Place Geocoding

Adding coordinates to 32,000 place names from five centuries of art history

The Rijksmuseum's collection metadata references over 32,000 distinct places — production sites, depicted locations, and artist birthplaces spanning five continents and five centuries. Most arrive as bare names without coordinates. rijksmuseum-mcp+ geocodes these places by cascading through multiple authority databases, enabling proximity search, geographic analysis, and spatial reasoning over the entire collection.

32,347
distinct places
31,033
geocoded (96%)
5
authority sources
485K
artwork–place links

The problem

Places appear in four roles across the collection, linking artworks to geography through the vocabulary database's mappings table. But the Rijksmuseum's source data provides coordinates for only a fraction of them. Most arrive as text labels with an authority URI (Wikidata, Getty TGN, or GeoNames) but no latitude or longitude.

How places connect to artworks

Production place485,429 links
Depicted place309,502 links
Creator birth place196,234 links
Creator death place180,185 links

A single place like "Amsterdam" may appear in all four roles across thousands of artworks. Production places come from OAI-PMH dcterms:spatial; depicted places from dc:subject; birth/death places from Linked Art person records.

Cascading authority strategy

Each place in the vocabulary database carries an external_id linking it to one or more authority databases. The geocoding pipeline resolves coordinates by querying these authorities in order of reliability, falling through to the next source when a query returns no result. Places with no authority link are sent by name to the Wikidata and WHG reconciliation APIs, which return fuzzy-matched candidates; a local scoring layer then combines string similarity, geographic type, and coordinate availability to accept, flag for review, or reject each match.

Source 1

Getty TGN

SPARQL batch queries against the Getty Thesaurus of Geographic Names. 200 IDs per request.

Source 2

Wikidata

SPARQL queries for P625 (coordinate location). 400 QIDs per batch. Fallback to P159, P131, P276.

Source 3

GeoNames

REST API lookups by GeoNames ID. One-by-one at 1 req/sec.

Source 4

WHG

Fuzzy name matching via World Historical Gazetteer. Resolves historical variants.

Fallback

Hierarchy

Places without coordinates inherit from their nearest geocoded parent via broader_id.

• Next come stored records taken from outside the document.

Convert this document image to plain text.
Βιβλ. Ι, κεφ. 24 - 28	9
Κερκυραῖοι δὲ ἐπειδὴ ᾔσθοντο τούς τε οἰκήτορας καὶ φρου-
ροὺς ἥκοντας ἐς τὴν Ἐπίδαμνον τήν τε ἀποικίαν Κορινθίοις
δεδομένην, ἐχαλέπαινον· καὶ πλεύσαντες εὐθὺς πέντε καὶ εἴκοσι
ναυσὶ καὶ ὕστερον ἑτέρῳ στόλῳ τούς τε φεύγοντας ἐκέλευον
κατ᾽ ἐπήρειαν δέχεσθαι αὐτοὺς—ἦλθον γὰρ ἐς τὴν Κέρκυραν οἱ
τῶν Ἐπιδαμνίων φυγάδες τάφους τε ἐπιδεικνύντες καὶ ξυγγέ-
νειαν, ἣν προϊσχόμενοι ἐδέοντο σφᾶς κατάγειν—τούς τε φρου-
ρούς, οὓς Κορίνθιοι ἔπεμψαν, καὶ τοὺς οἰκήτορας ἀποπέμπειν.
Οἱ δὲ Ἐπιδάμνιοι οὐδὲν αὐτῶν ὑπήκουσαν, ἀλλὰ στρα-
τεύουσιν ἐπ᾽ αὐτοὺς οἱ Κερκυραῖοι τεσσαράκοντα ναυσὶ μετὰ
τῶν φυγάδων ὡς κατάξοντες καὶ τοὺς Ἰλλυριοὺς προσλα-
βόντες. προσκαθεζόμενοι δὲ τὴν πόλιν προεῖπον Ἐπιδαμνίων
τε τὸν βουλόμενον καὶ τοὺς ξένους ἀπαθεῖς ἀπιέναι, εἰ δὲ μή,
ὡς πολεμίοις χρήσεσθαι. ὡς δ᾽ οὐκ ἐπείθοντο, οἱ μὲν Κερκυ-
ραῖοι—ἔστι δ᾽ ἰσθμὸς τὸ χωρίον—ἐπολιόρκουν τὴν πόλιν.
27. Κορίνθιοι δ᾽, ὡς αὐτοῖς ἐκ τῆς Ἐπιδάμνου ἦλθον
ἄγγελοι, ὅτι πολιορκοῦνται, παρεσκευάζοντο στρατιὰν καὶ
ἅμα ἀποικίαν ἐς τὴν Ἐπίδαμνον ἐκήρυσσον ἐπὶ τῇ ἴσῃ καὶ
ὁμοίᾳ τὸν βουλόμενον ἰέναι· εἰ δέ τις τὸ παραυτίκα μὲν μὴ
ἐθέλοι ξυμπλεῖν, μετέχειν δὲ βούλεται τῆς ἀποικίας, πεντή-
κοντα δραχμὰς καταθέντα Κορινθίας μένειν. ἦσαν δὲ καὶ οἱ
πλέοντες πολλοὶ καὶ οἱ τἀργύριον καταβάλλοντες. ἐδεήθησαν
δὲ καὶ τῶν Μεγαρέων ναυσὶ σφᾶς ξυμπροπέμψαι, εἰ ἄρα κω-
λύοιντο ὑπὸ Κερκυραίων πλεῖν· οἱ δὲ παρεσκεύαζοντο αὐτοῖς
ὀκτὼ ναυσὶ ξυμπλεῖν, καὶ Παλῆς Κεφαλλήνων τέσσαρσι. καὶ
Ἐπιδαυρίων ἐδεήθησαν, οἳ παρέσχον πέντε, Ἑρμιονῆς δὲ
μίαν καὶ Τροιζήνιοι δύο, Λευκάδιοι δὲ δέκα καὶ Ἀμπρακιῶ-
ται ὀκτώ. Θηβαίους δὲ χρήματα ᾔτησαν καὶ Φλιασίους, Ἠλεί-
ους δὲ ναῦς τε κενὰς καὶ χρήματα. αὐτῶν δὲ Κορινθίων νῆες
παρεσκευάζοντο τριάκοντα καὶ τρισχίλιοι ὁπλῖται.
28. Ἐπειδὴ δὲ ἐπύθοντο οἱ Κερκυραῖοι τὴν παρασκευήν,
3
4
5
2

Coordinate sources across 31,033 geocoded places
Wikidata 33%
Hierarchy 31%
Getty TGN 29%
GN
WHG

Authority sources in detail

Each source contributes coordinates with different strengths. The pipeline queries them in order of precision and batch efficiency.

Source Method Places Geocoded Strengths
Getty TGN SPARQL endpoint
foaf:focus → wgs84:lat/long
8,884 8,882 (99.98%) Art-world standard. Curated by Getty. Includes historical place names and hierarchies.
Wikidata SPARQL endpoint
P625 + P159/P131/P276 fallbacks
10,308 10,264 (99.6%) Largest coverage. Fallback properties (headquarters, admin territory) resolve institutions and districts.
GeoNames REST JSON API
by numeric ID
1,215 1,201 (98.8%) Good for modern administrative units. Free tier rate-limited (1,000 req/hour).
World Historical Gazetteer Reconciliation API
fuzzy name matching
~2,283 ~2,283 (accepted) Resolves historical variants (Batavia→Jakarta, Leyden→Leiden). Bridges to other authorities.
Hierarchy inheritance Recursive CTE
broader_id → parent coords
~9,460 ~9,460 Streets, buildings, landmarks inherit city-level coordinates from parent place. 79% of places have a parent.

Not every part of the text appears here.